Le 23 janvier est la journée mondiale des solitudes. A cette occasion, nous avons interviewé Louna, psychologue stagiaire au sein du Centre Gaston Berger depuis octobre 2025, et dont le sujet de master porte sur l’isolement. L’isolement peut induire une solitude qui peut être vécue positivement ou au contraire devenir difficile à supporter, voire être source de souffrance et peut perturber, parfois fortement, la vie étudiante.
Etudiante en seconde année de master en psychologie du développement à l’université de Strasbourg, Louna effectue actuellement un stage de 6 mois au sein du Centre Gaston Berger de l’INSA Strasbourg. Elle est notamment en charge des ateliers proposés chaque mois aux apprenant·e·s sur la gestion du temps, du stress ou encore sur la confiance en soi. Elle est aussi amenée à rencontrer des apprenant·e·s en entretiens individuels, et elle participe aux diverses actions menées par le CGB. En parallèle de son stage, Louna rédige un mémoire de recherche. Pour ce dernier, elle a décidé de se pencher sur la problématique de l’isolement.
Pourquoi avoir choisi de travailler sur l’isolement ?
Ce sujet est né du constat du nombre important d’apprenant·e·s concerné·e·s par ces problématiques, en particulier depuis la période du Covid-19, qui a accentué les situations de solitude.
Lorsque l’isolement est subi, il peut avoir de nombreuses conséquences négatives sur le bien-être : augmentation des émotions négatives, apparition de troubles psychosomatiques (troubles du sommeil, maux de tête, etc.) ou encore des comportements à risque tels que la consommation d’alcool ou de substances.
Pourquoi et comment les apprenant·e·s de l’INSA Strasbourg peuvent-ils·elles être concerné·e·s par cette problématique ?
La période des études correspond à une phase de transitions majeures, souvent marquée par un accroissement important de l’autonomie. Si cette étape se déroule sans difficulté pour certain·e·s, elle peut être source de fragilité pour d’autres.
Les apprenant·e·s peuvent ainsi être confronté·e·s à différents types d’isolement, qui peuvent se cumuler.

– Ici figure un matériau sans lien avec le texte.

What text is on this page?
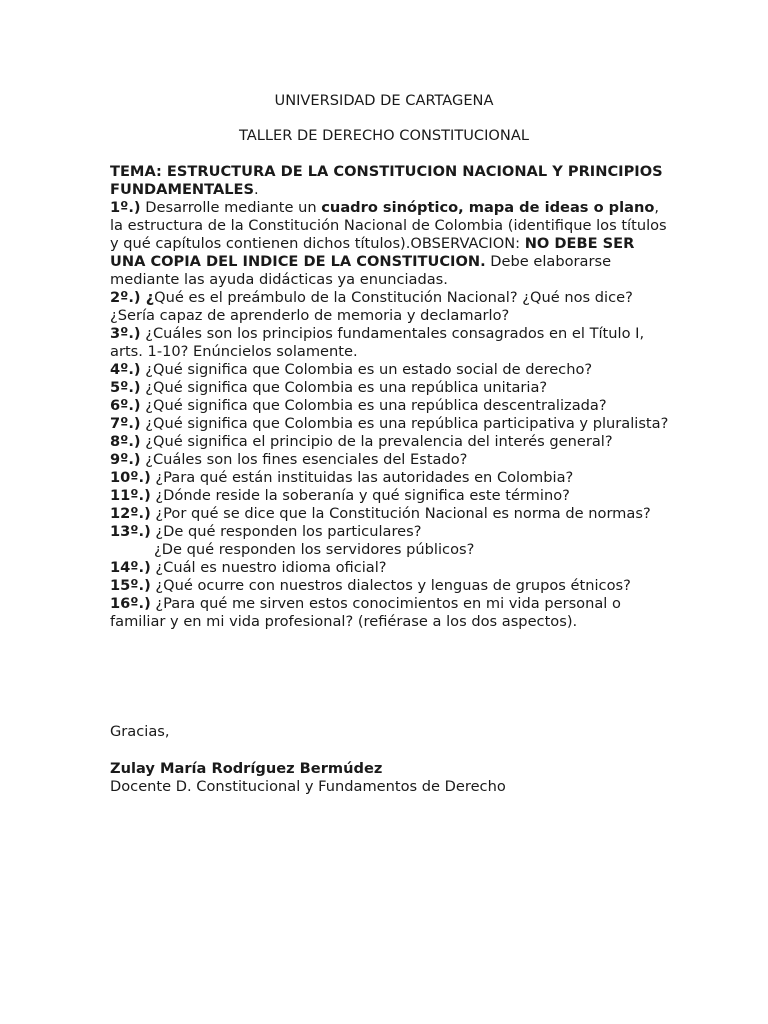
UNIVERSIDAD DE CARTAGENA
TALLER DE DERECHO CONSTITUCIONAL

TEMA: ESTRUCTURA DE LA CONSTITUCION NACIONAL Y PRINCIPIOS FUNDAMENTALES.

1º.) Desarrolle mediante un cuadro sinóptico, mapa de ideas o plano, la estructura de la Constitución Nacional de Colombia (identifique los títulos y qué capítulos contienen dichos títulos).OBSERVACION: NO DEBE SER UNA COPIA DEL INDICE DE LA CONSTITUCION. Debe elaborarse mediante las ayuda didácticas ya enunciadas.

2º.) ¿Qué es el preámbulo de la Constitución Nacional? ¿Qué nos dice? ¿Sería capaz de aprenderlo de memoria y declamarlo?

3º.) ¿Cuáles son los principios fundamentales consagrados en el Título I, arts. 1-10? Enúncielos solamente.

4º.) ¿Qué significa que Colombia es un estado social de derecho?

5º.) ¿Qué significa que Colombia es una república unitaria?

6º.) ¿Qué significa que Colombia es una república descentralizada?

7º.) ¿Qué significa que Colombia es una república participativa y pluralista?

8º.) ¿Qué significa el principio de la prevalencia del interés general?

9º.) ¿Cuáles son los fines esenciales del Estado?

10º.) ¿Para qué están instituidas las autoridades en Colombia?

11º.) ¿Dónde reside la soberanía y qué significa este término?

12º.) ¿Por qué se dice que la Constitución Nacional es norma de normas?

13º.) ¿De qué responden los particulares?

¿De qué responden los servidores públicos?

14º.) ¿Cuál es nuestro idioma oficial?

15º.) ¿Qué ocurre con nuestros dialectos y lenguas de grupos étnicos?

16º.) ¿Para qué me sirven estos conocimientos en mi vida personal o familiar y en mi vida profesional? (refiérase a los dos aspectos).

Gracias,
Zulay María Rodríguez Bermúdez
Docente D. Constitucional y Fundamentos de Derecho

Un premier type d’isolement est l’isolement géographique. Beaucoup d’apprenant·e·s quittent leur ville d’origine ou leur domicile familial pour poursuivre leurs études. Cette période marque également la fin du lycée, et donc une rupture avec les liens sociaux construits précédemment, qui ne sont pas toujours faciles à maintenir à distance. L’adaptation à un nouvel environnement, à une nouvelle ville ou à un nouveau cadre de vie et d’études peut alors accentuer le sentiment de solitude.
À cela peut s’ajouter un isolement social, lié notamment au rythme de travail intense et aux exigences académiques. La charge de travail, le stress lié aux évaluations ou encore le manque de temps peuvent limiter les occasions de rencontres et d’échanges. Certains apprenants ont ainsi peu, voire pas, d’interactions sociales au cours de la semaine. D’autres peuvent être entourés, mais sans pour autant se sentir réellement compris, soutenus ou écoutés émotionnellement, ce qui peut renforcer leur sentiment de solitude.
Enfin, certaines caractéristiques personnelles ou contextuelles peuvent accentuer ces difficultés, comme la timidité, les difficultés relationnelles ou encore le sentiment de ne pas trouver sa place.
L’ensemble de ces éléments illustre ainsi la vulnérabilité particulière des apprenant·e·s face aux situations d’isolement.
Que comptes-tu mettre en place au sein de l’INSA Strasbourg par rapport à l’isolement ?
Dans le cadre de mon stage, j’ai tout d’abord mis en place une enquête flash afin de mieux comprendre les enjeux spécifiques rencontrés par les apprenant·e·s de l’INSA Strasbourg et d’identifier les types d’accompagnements qui pourraient leur être les plus bénéfiques.
L’objectif est ensuite de pouvoir proposer des accompagnements adaptés, qu’ils soient individuels et/ou en groupe, afin de répondre au mieux aux besoins identifiés.
Existe-il déjà, à l’INSA Strasbourg, des actions qui pourraient aider les apprenant·e·s touché·e·s ?
Actuellement, les apprenant·e·s de l’INSA Strasbourg peuvent s’inscrire aux ateliers proposés par le Centre Gaston Berger, en fonction des thématiques qui les intéressent, comme la confiance et l’estime de soi. Il est également possible de demander un entretien individuel, soit avec Ana Paula Vidal, la psychologue conseil de l’école (bien-etre.etudiant@insa-strasbourg.fr), soit avec moi (louna.scheer@insa-strasbourg.fr).
Nous comptons sur les retours de l’enquête flash pour proposer des ressources encore plus adaptées aux besoins.
Ce stage est financé grâce à la contribution vie étudiante et de campus.